Davenport v Mosholder, Unpub, (#295852, 9/9/2010)
Defendant appealed the circuit court order granting plaintiff’s motion to change the domicile of the parties’ minor child from Michigan to Georgia. The judgment of divorce in 2006 provided that the parties would share joint legal and joint physical custody of their child. In 2009 the mother filed a petition to change domicile to Georgia. The mother planned to remarry in February 2010, and her fiancĂ© resided in Georgia. The father opposed the child’s move.
On appeal the father asserts that the circuit court erred by declining to consider whether clear and convincing evidence established that the move to Georgia served the child’s best interests, as required by MCL 722.23. The circuit court found that an established custodial environment existed with both parents, with the mother having “primary physical custody” during the school year. However, the circuit court ruled that the proposed move to Georgia would not alter the child’s established custodial environment because the father will have the opportunity to exercise 138 overnights with the child, which is nearly the same amount he currently enjoys. . . . The child will have open access to both parents and both parents have open access to him. This provides him with continued security and stability even though the custodial schedule and his legal residence and domicile have changed.

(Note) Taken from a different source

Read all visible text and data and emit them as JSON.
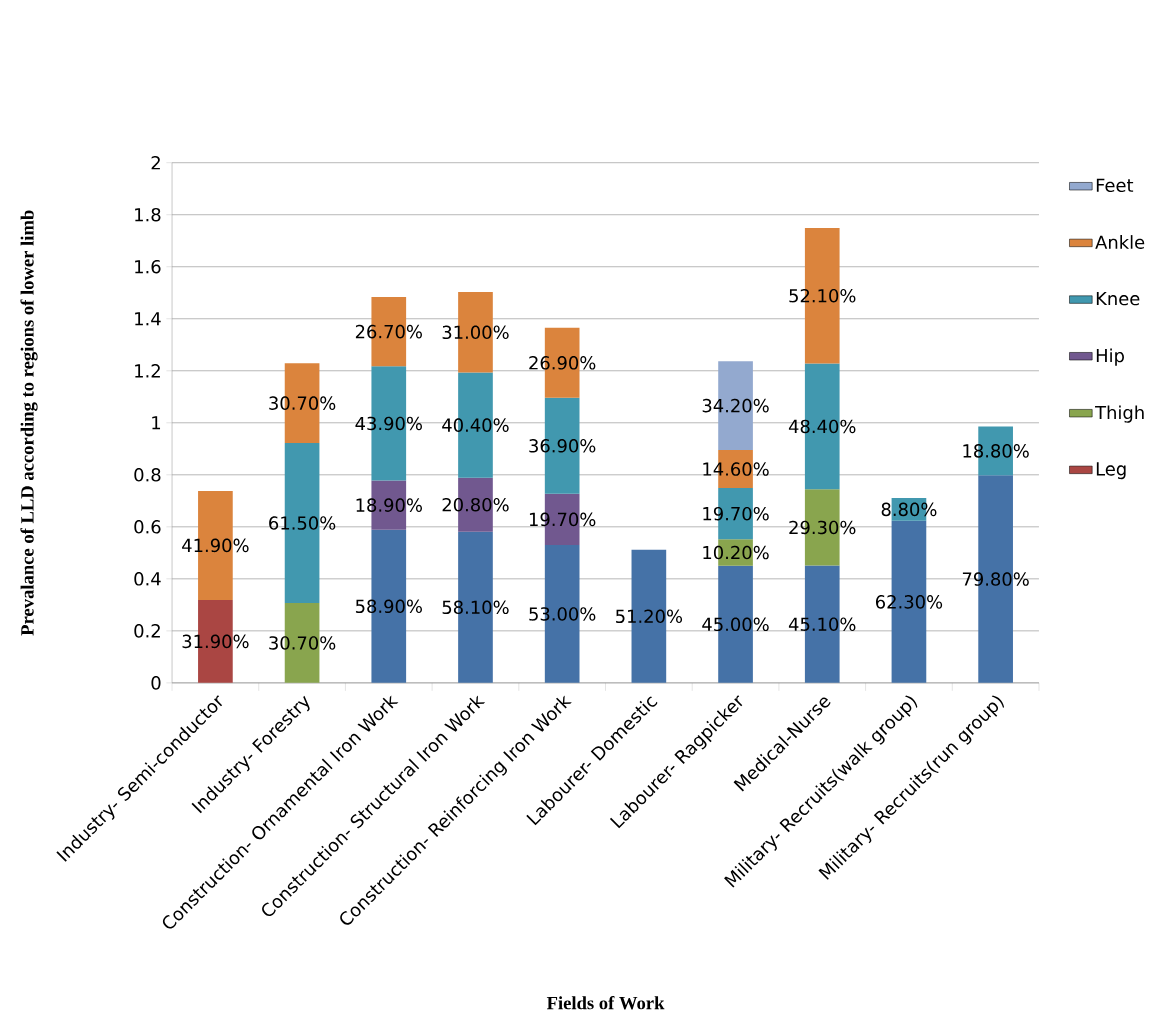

The Court of Appeals reversed. A custodial environment “is established if over an appreciable time the child naturally looks to the custodian in that environment for guidance, discipline, the necessities of life, and parental comfort.” MCL 722.27(1)(c). “Where there is a joint established custodial environment, neither parent’s custody may be disrupted absent clear and convincing evidence.” Sinicropi v Mazurek, 273 Mich App 149, 178 (2006). If a proposed relocation “would result in a change in parenting time so great as to necessarily change the established custodial environment,” the court must conduct an inquiry into the best interest factors set forth in MCL 722.23. In ascertaining whether a proposed change modifies an established custodial environment, “it is the child’s standpoint, rather than that of the parents, that is controlling.” Pierron v Pierron, 486 Mich 81, 92 (2010).
The circuit court’s finding that the move to Georgia would occasion no change in the child’s established custodial environment contravenes the great weight of the evidence. The record supports that the father enjoyed almost daily contact with his son, attended and helped coach his flag football practices, and served as the child’s scout den leader. The child and father regularly read together, played catch and golf, and worked on science projects. Viewed from the child’s standpoint, a move to Georgia would disrupt the child’s ready access to his father and impair the child’s ability to receive guidance, structure, and comfort from his father. We reject the notion that contact through a webcam, even if maintained daily, may effectively substitute for the established custodial environment present in this case.